Contudo, há uma evidente complexidade em se concretizar tal direito, uma vez que não existe fiscalização sobre a revenda de cada peça, dificultando que o autor participe da valorização futura de sua arte, ou até mesmo para quantificar de forma correta o valor da obra.

A viabilização do direito de sequência agora é facilitada através da Blockchain, uma plataforma para compra e venda de ativos, tangíveis ou intangíveis, desenvolvida para registrar as transações dos usuários na Internet, através de pagamento com criptomoedas.

A blockchain é ideal para isso porque fornece informações imediatas, compartilhadas e completamente transparentes armazenadas em um livro-razão imutável que só pode ser acessado por membros autorizados da rede. Uma rede de blockchain pode controlar pedidos, pagamentos, contas, produção e muito mais. Além disso, como os membros tem acesso às mesmas informações, é possível acompanhar todos os detalhes de uma transação, o que aumenta a confiança e gera novas oportunidades e maior eficiência.

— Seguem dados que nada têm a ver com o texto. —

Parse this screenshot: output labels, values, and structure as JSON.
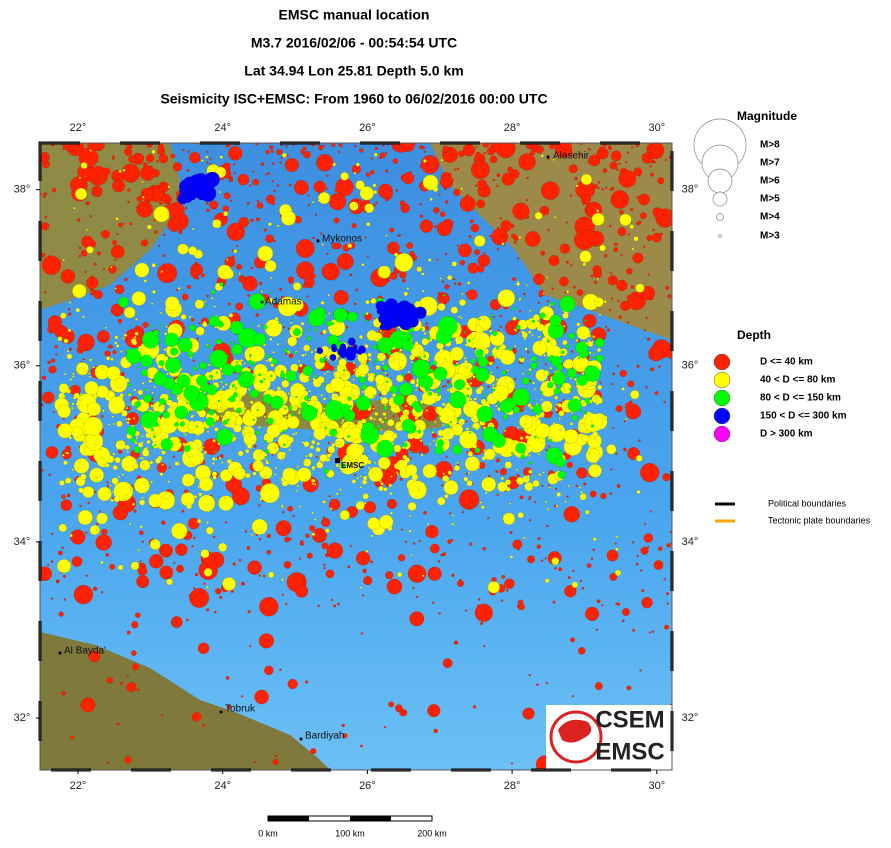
{
  "header": {
    "lines": [
      "EMSC manual location",
      "M3.7  2016/02/06 - 00:54:54 UTC",
      "Lat 34.94    Lon  25.81     Depth  5.0 km",
      "Seismicity ISC+EMSC: From 1960 to 06/02/2016 00:00 UTC"
    ]
  },
  "map": {
    "lonlim": [
      21.475,
      30.21
    ],
    "latlim": [
      31.41,
      38.53
    ],
    "lon_ticks": [
      {
        "value": 22,
        "label": "22°"
      },
      {
        "value": 24,
        "label": "24°"
      },
      {
        "value": 26,
        "label": "26°"
      },
      {
        "value": 28,
        "label": "28°"
      },
      {
        "value": 30,
        "label": "30°"
      }
    ],
    "lat_ticks": [
      {
        "value": 38,
        "label": "38°"
      },
      {
        "value": 36,
        "label": "36°"
      },
      {
        "value": 34,
        "label": "34°"
      },
      {
        "value": 32,
        "label": "32°"
      }
    ],
    "places": [
      "Alasehir",
      "Mykonos",
      "Adamas",
      "Al Bayda'",
      "Tobruk",
      "Bardiyah"
    ],
    "epicenter_label": "EMSC"
  },
  "legend": {
    "magnitude_title": "Magnitude",
    "magnitudes": [
      "M>8",
      "M>7",
      "M>6",
      "M>5",
      "M>4",
      "M>3"
    ],
    "depth_title": "Depth",
    "depths": [
      {
        "label": "D <= 40 km",
        "color": "#ff2200"
      },
      {
        "label": "40 < D <= 80 km",
        "color": "#ffff00"
      },
      {
        "label": "80 < D <= 150 km",
        "color": "#00ff00"
      },
      {
        "label": "150 < D <= 300 km",
        "color": "#0000ff"
      },
      {
        "label": "D > 300 km",
        "color": "#ff00ff"
      }
    ],
    "lines": [
      {
        "label": "Political boundaries",
        "color": "#000000"
      },
      {
        "label": "Tectonic plate boundaries",
        "color": "#ffa500"
      }
    ]
  },
  "scale": {
    "labels": [
      "0 km",
      "100 km",
      "200 km"
    ]
  },
  "logo": {
    "top": "CSEM",
    "bottom": "EMSC"
  }
}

A exatidão dos dados precisa ser confirmada por todos os membros da rede e as transações validadas são imutáveis porque o registro é permanente. Ninguém, nem mesmo um administrador do sistema, pode excluir uma transação.

Com um livro-razão compartilhado entre os membros de uma rede, não é preciso perder tempo conferindo registros. Além disso, para acelerar as transações, um conjunto de regras (chamado de smart contracts ou contratos inteligentes) pode ser armazenado na blockchain e executado automaticamente.

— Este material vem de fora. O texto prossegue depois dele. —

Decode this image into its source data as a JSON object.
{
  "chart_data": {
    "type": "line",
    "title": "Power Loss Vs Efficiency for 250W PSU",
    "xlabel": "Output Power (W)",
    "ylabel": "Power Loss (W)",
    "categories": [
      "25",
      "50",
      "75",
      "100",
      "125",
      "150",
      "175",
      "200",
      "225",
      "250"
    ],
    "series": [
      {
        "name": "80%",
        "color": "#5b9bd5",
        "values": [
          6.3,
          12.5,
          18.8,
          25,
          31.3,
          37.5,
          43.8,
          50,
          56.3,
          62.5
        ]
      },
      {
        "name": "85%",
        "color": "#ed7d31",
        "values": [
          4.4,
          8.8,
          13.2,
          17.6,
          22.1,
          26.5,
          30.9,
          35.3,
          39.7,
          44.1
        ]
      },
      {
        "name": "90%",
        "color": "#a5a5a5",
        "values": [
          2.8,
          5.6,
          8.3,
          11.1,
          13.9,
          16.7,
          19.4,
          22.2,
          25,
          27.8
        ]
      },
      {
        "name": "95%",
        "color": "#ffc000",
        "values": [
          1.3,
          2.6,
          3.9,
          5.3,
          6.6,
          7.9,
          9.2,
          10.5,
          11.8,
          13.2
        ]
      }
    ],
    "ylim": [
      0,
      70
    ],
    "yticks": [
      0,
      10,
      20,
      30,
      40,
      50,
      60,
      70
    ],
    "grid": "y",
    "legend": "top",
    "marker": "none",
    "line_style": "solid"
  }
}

Os contratos inteligentes são acordos digitais autoexecutáveis que garantem as condições contratuais por meio da tecnologia da Blockchain e que podem ser usados para troca de dinheiro, propriedade, informação, dentre outros ativos, tangíveís  ou intangíveis. O bloco de dados pode registrar quaisquer informações: quem, o que, quando, onde, quanto, a condição, etc

Além das vantagens supracitadas sobre a Blockchain, podemos mencionar a qualidade dos dados, simplificação de processos, menor custo por transação, já que não será necessária a contratação de um intermediador, e também a segurança, uma vez que a Blockchain não possui um ponto central onde estão todos os dados e suas redes são descentralizadas, fazendo com que haja maior resistência caso haja uma possível falha no sistema.

O processo de inserção das obras de arte dentro da Blockchain se dá através da tokenização via contratos inteligentes. É produzido um código único de programação, que por sua vez é imutável, capaz de ser transferido a um terceiro interessado. A partir deste recurso, o proprietário dessa representação digital detém a autenticação segura e transparente desse registro.

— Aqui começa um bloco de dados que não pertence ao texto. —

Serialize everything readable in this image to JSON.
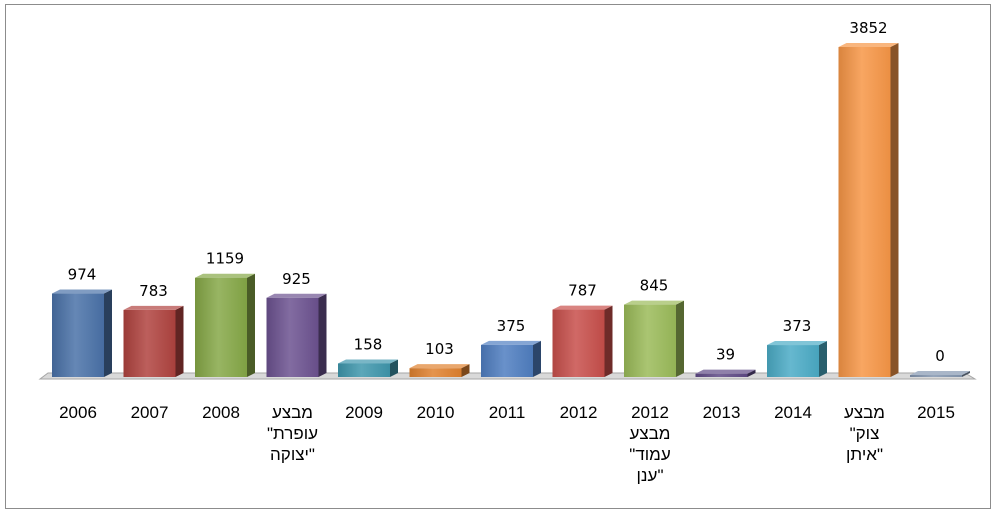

A partir da utilização dessa nova tecnologia, o próprio artista poderá criar um contrato vinculado à sua obra de arte e estabelecer as condições de transferências futuras, possibilitando também que disponha sobre o percentual sobre o lucro de revenda estabelecido pela Lei de Direitos Autorais.

Esse é um avanço importante da tecnologia, que visa a democratização dos investimentos e fornece maiores possibilidades para o mercado financeiro e de capitais. Avaliando as vantagens e benefícios sob a perspectiva das obras de arte, a Blockchain torna-se um espaço de conexão entre artistas e compradores, promovendo a abertura de um mercado online mais acessível aos criadores, certifica a propriedade do colecionador em casos de roubo, perda ou destituição da obra de arte, promove a criação da arte digital, garante a qualidade dos arquivos, além de possibilitar o acompanhamento das vendas.

Hoje, o direito de sequência, embora largamente previsto nas legislações nacionais, carece de aplicação devida, o que gera, por conseguinte, uma verdadeira lacuna entre a lei e a prática do mercado das artes.

O Brasil tem um grande potencial criativo na área de artes visuais, razão pela qual o direito de sequência deve ser efetivamente respeitado e aplicado no mercado de arte, nos termos do artigo 38 da Lei 9.610/98, de maneira que o respectivo autor efetivamente receba rendimentos advindos de cada revenda.